Publié le par Jean-Etienne ZEN

 

  Mais quelle mouche a piqué Roger Cukierman ?
                                       CRIF: Conseil Représentatif...
                                                 Mais que représente-t-il vraiment?
        Dans sa dernière déclaration, le président de cette organisation  s'est fait remarquer par des propos aussi sommaires que peu nuancés, qui ne pouvaient pas ne pas déclencher, surtout dans le contexte actuel, une vive polémique, même s'il s'est repris plus tard, devant un parterre choisi et mondain.
   Mais le mal était fait, l'amalgame grossier était lancé. Certains tropismes se font jour.
Un rite annuel, assez ridicule: ce rassemblement est typiquement français, faisant partie de ce qu'on a pu appeler une judéomanie singulière.
      La majorité des Juifs de France, croyants ou non, se taisent ou protestent contre ceux qui prennent en leur nom des positions presque toujours alignées sur la politique israëlienne du moment.
     Netanyahou le sait et en profite. Au fur et à mesure que Tel-Aviv glissait vers la droite, voire l'extrême droite, le Crif se radicalisait, en phase avec Israël, comme si c'était sa patrie de rattachement, confondant judaïsme et sionisme. Ce qui n'a pas toujours été le cas, notamment sous la présidence de Théo Klein.
      Une institution qui désert souvent les Juifs français, selon une parole juive et uneorganisation qui se sont trahie. 
        Le Crif, lui, fait sentir pesamment sa présence, même s'il ne représente qu'un minorité de Juifs de France, en se donnant le droit de critiquer ceux qui contestent sa ligne comme S. Hessel, juif à l'esprit libre. ou ceux qui militent dans La Paix maintenant
          "La communauté juive n’est pas un bloc, et seul un petit quart tout au plus des 600 000 à 700 000 Juifs français se sentent liés, à un degré plus ou moins fort, à une institution communautaire.

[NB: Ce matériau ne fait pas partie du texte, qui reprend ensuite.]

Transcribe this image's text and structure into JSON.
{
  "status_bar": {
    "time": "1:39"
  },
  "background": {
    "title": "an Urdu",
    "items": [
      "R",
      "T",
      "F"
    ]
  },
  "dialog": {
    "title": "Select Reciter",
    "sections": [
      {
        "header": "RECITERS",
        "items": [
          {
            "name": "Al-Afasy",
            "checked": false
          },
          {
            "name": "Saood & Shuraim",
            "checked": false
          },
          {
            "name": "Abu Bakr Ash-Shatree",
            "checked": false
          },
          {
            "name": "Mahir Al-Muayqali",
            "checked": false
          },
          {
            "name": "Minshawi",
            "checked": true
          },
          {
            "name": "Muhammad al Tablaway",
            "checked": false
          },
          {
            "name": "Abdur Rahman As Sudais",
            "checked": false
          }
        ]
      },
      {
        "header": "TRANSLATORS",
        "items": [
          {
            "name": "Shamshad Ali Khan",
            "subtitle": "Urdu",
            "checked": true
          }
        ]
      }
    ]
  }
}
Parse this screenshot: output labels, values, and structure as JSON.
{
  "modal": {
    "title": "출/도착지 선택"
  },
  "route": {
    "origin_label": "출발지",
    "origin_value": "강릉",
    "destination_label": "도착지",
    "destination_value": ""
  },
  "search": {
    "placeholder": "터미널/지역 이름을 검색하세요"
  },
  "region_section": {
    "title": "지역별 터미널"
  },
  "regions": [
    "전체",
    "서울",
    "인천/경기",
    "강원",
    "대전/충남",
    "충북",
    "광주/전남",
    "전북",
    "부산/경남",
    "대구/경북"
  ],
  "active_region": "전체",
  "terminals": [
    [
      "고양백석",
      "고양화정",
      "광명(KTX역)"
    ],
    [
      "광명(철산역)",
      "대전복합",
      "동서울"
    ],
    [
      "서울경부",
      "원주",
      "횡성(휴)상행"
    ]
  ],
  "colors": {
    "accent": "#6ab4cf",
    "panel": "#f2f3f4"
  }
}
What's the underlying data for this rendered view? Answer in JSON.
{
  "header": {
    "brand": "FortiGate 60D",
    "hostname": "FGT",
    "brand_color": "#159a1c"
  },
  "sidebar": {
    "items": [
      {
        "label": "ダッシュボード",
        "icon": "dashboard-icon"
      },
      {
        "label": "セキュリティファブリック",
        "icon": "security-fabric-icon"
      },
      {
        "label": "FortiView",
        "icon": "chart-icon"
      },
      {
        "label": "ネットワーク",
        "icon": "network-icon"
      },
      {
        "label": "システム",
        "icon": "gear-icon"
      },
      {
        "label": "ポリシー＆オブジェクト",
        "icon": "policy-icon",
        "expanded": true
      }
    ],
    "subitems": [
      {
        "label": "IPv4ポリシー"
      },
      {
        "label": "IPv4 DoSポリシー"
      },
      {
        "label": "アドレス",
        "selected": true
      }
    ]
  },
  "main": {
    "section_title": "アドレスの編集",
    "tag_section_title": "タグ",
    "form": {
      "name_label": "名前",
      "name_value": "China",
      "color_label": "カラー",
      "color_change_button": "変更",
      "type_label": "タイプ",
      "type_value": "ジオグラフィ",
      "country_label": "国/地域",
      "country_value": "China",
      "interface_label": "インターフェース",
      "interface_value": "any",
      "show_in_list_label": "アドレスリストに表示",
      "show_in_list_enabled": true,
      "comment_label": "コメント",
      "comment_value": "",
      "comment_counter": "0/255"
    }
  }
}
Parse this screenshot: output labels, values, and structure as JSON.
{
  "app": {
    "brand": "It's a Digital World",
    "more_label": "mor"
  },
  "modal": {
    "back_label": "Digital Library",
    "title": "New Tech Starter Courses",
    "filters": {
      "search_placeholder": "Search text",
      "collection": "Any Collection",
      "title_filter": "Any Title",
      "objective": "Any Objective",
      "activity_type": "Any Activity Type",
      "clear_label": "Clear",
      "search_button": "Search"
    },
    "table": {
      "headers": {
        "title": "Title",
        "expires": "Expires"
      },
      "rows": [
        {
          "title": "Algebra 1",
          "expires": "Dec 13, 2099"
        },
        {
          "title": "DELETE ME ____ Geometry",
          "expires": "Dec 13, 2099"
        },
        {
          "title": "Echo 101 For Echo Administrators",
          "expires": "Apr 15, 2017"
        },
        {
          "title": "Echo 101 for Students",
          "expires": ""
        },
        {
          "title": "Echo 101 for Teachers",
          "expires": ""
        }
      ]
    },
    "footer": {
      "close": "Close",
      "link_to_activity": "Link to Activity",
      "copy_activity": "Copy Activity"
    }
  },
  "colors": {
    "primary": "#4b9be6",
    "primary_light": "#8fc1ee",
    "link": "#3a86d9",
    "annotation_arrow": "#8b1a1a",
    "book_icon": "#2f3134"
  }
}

Reste que, aussi bien le terrorisme né de la seconde Intifada, que la montée des actes antisémites ont considérablement renforcé un consensus minimum qui repose sur le soutien total à l’existence d’Israël en tant qu’État" ...
    Il existe grosso modo trois sens du mot « juif » : les gens d’origine juive, les gens de religion juive, et les juifs "identitaires," athées ou non, qui agissent au plan communautaire, dont le plan politique international. La France compte (cet article) de 530 000 à 555 000 personnes attachées au judaïsme, la quatrième religion après le catholicisme, l'islam et le protestantisme...
     Il existe (même)des juifs anti-sionistes organisés en réseau international.
         Ils se reconnaissent dans une Charte du réseau international juif anti-sioniste dont voici l'introduction:
Nous formons un réseau international de Juifs et de Juives qui s'engagent de façon inconditionnelle en faveur de la lutte pour l'émancipation des êtres humains. Nous considérons que la libération du peuple palestinien et de sa terre forme un volet essentiel de cette émancipation. Notre engagement porte sur le démantèlement du régime d'apartheid israélien, le retour des réfugiés palestiniens et la fin de la colonisation israélienne sur la Palestine historique..."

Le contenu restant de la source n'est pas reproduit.